In anni recenti sono state realizzate nei quartieri popolari iniziative lodevoli quanto necessarie, anche grazie a politiche pubbliche e/o cofinanziate da fondazioni. Da alcuni anni però è forte la sensazione di una svolta, maturata nella cornice di una profonda crisi – innanzitutto culturale, oltre che economica del welfare –, che ripropone pratiche assistenziali ove si confonde l’innovazione con il finanziamento di progetti occasionali, in competizione tra loro, che ripropongono l’immagine del “povero meritevole”, da aiutare solo nella misura in cui non demerita un servizio, accanto a quella della “agenzia meritevole”, con ottima reputazione, inventiva, creatività, capacità di comunicazione, di spesa e di cofinanziamento.

Una declinazione più promettente della partecipazione è quella secondo cui le persone vengono sostenute per fare insieme le cose direttamente pertinenti alla loro vita.
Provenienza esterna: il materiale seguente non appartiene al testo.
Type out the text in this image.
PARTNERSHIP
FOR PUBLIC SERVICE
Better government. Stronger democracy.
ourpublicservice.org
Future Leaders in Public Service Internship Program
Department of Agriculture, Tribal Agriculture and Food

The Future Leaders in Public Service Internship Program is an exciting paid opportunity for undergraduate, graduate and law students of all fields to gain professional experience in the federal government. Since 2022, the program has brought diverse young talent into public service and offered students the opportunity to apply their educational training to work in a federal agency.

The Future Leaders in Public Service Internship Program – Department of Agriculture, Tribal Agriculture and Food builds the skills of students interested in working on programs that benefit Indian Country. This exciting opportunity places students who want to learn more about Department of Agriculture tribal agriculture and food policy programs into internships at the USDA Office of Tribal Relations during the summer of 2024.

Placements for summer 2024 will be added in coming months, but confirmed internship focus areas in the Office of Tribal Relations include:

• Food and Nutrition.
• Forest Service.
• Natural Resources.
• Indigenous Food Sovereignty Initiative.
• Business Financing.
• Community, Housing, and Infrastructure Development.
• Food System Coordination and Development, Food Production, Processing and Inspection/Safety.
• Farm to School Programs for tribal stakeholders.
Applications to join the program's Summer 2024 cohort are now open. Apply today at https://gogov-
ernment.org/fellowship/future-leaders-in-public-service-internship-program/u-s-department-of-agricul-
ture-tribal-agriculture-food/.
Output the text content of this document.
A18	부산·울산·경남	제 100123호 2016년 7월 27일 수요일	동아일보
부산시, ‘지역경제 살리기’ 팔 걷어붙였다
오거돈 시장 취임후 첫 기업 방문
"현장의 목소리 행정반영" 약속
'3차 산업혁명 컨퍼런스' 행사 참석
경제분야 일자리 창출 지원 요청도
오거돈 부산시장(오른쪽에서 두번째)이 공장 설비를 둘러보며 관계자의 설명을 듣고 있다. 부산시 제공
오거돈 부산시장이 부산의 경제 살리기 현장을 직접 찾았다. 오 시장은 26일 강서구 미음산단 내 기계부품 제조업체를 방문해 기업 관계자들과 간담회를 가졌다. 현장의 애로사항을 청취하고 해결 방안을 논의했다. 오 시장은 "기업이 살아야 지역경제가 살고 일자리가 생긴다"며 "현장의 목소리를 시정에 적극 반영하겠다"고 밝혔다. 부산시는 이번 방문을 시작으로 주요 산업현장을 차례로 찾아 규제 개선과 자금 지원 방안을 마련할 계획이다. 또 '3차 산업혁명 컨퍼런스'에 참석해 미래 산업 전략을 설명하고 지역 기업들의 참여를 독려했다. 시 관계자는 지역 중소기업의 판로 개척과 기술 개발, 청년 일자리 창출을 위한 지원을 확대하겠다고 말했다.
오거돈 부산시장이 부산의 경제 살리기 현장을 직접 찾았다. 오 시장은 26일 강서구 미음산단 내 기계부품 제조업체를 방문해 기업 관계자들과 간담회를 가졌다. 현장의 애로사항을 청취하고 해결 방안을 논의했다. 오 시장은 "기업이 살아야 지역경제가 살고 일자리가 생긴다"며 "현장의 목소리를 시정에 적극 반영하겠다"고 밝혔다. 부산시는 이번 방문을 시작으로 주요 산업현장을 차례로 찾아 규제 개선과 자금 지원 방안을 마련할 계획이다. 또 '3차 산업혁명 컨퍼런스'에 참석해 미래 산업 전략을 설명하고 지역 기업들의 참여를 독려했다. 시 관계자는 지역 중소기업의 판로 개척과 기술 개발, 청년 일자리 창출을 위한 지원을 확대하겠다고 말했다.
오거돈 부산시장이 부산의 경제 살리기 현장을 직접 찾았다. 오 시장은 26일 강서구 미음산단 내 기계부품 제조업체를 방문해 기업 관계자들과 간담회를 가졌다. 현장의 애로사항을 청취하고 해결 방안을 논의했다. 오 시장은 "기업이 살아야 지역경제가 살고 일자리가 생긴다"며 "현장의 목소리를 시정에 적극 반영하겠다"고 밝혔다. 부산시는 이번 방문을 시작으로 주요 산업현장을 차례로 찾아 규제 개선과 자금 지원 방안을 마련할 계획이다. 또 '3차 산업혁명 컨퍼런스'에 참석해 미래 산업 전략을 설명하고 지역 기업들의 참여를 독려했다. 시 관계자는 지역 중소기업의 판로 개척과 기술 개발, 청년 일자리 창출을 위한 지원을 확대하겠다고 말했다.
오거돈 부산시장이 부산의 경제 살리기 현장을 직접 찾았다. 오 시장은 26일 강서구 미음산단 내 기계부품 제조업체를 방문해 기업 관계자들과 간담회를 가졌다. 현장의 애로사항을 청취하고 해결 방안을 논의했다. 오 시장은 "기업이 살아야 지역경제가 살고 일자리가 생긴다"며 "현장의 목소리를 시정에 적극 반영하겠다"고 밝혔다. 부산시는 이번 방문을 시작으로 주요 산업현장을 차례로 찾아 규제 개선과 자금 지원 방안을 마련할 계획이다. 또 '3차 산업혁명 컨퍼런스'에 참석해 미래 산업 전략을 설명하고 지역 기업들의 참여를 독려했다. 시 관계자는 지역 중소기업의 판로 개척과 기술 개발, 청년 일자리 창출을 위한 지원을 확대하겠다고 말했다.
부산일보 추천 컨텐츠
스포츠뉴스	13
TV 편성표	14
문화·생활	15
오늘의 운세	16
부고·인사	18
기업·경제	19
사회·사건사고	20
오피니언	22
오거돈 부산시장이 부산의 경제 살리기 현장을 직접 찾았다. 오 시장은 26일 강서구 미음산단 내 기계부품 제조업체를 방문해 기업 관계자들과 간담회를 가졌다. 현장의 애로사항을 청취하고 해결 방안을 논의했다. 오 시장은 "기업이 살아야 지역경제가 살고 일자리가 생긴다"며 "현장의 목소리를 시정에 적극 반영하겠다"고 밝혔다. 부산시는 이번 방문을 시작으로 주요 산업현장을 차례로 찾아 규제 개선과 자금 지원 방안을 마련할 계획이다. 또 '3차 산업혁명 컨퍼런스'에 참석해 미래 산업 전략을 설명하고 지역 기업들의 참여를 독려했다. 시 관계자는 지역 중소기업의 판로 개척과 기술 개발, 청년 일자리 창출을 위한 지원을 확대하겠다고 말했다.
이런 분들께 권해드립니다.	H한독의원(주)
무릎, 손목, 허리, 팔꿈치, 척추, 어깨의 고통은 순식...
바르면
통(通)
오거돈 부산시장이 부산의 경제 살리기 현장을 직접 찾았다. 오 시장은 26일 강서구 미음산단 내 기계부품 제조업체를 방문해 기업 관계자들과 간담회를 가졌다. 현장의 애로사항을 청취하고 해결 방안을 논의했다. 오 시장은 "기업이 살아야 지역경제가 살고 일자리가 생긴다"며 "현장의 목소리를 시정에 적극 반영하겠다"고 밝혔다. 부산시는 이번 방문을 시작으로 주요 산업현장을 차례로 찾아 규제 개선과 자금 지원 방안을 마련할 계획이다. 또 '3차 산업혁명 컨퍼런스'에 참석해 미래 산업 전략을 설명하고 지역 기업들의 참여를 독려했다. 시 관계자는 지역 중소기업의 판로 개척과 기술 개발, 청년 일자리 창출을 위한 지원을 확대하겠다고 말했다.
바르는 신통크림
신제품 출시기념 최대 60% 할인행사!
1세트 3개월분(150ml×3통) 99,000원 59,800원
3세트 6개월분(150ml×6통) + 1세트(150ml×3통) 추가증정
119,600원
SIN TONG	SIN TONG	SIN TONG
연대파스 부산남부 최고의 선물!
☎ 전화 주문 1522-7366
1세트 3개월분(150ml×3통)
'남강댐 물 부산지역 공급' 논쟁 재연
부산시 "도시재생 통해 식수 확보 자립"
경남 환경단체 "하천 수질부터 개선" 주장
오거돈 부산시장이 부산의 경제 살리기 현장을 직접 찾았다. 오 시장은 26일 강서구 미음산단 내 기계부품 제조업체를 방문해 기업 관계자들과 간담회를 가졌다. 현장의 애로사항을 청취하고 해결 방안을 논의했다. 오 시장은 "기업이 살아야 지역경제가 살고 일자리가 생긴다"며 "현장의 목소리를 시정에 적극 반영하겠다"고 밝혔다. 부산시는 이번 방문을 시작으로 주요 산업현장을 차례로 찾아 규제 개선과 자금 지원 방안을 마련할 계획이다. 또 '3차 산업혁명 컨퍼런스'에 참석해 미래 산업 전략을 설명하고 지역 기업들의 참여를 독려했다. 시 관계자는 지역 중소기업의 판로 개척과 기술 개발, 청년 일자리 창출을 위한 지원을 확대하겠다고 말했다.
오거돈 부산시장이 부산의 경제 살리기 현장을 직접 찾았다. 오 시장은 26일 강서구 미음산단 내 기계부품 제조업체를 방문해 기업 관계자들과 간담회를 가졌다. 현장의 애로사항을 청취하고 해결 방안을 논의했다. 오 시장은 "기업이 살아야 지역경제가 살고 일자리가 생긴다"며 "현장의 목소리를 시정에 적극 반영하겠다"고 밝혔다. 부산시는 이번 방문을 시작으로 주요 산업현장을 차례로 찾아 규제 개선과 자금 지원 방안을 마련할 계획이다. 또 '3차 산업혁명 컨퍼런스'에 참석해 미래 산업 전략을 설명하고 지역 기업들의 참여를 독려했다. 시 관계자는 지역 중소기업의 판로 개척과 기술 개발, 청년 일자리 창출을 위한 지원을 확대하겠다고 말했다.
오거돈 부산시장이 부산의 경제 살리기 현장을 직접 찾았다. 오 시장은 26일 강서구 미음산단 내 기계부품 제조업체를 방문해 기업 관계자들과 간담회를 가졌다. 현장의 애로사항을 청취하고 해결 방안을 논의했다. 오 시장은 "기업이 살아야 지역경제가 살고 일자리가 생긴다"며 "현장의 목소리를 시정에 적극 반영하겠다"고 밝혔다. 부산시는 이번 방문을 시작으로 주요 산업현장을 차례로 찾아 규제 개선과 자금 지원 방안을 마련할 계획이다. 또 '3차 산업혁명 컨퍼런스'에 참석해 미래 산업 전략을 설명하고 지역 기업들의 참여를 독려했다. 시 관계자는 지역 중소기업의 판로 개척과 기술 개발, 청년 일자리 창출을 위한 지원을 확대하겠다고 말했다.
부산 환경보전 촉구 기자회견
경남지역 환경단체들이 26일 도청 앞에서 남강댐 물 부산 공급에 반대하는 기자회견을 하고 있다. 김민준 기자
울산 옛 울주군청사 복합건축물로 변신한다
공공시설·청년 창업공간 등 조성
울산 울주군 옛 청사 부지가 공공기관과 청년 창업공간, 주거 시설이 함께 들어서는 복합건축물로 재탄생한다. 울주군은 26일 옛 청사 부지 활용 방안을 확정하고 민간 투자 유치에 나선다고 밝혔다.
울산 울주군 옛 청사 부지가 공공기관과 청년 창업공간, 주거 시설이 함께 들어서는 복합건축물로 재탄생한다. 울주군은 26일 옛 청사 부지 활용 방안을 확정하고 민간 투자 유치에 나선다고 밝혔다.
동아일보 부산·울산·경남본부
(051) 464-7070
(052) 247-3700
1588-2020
Qualche studioso americano ha parlato di empowered partecipation: un approccio che ritiene indispensabile una qualche forma di protagonismo dei beneficiari delle politiche, implicando anche una loro responsabilizzazione. Un approccio che ha rilevanti testimoni già nella storia italiana degli anni Cinquanta. Va detto però che queste politiche si possono realizzare solo con finanziamenti idonei, tempi lunghi, valutazione ben fatta, superando l’orientamento superficiale che oggi ispira diversi bandi e politiche pubbliche.

[1] Si pensi alle organizzazioni delle camere del lavoro trattate in Ferraris P., Ieri e domani. Storia critica del movimento operaio e socialista ed emancipazione dal presente, Edizioni dell’Asino, Roma, 2011.

[2] Nel sito dell’Istat sono consultabili i dati riferiti alla rilevazione delle istituzioni non profit nell’ambito del 9° Censimento dell’industria e dei servizi con riferimento alla situazione al 31/12/2011 e con diverse analisi fatte da esperti tra cui quella di Barbetta G., Lorenzini F., Mancini A., Struttura e dinamica del non profit in Italia, Istat, presentata nel convegno svolto il 16/04/2014.

[3] Cfr. Barbetta G., Canino P., Cima S., Crescita occupazionale e nuove istituzioni, Istat, presentata nel convegno svolto il 16/04/2014.

[4] Cfr. nel sito dell’Istat, tra le presentazioni fatte nel convegno svolto il 16/04/2014, quella di Rossi G., I processi reticolari delle istituzioni non profit.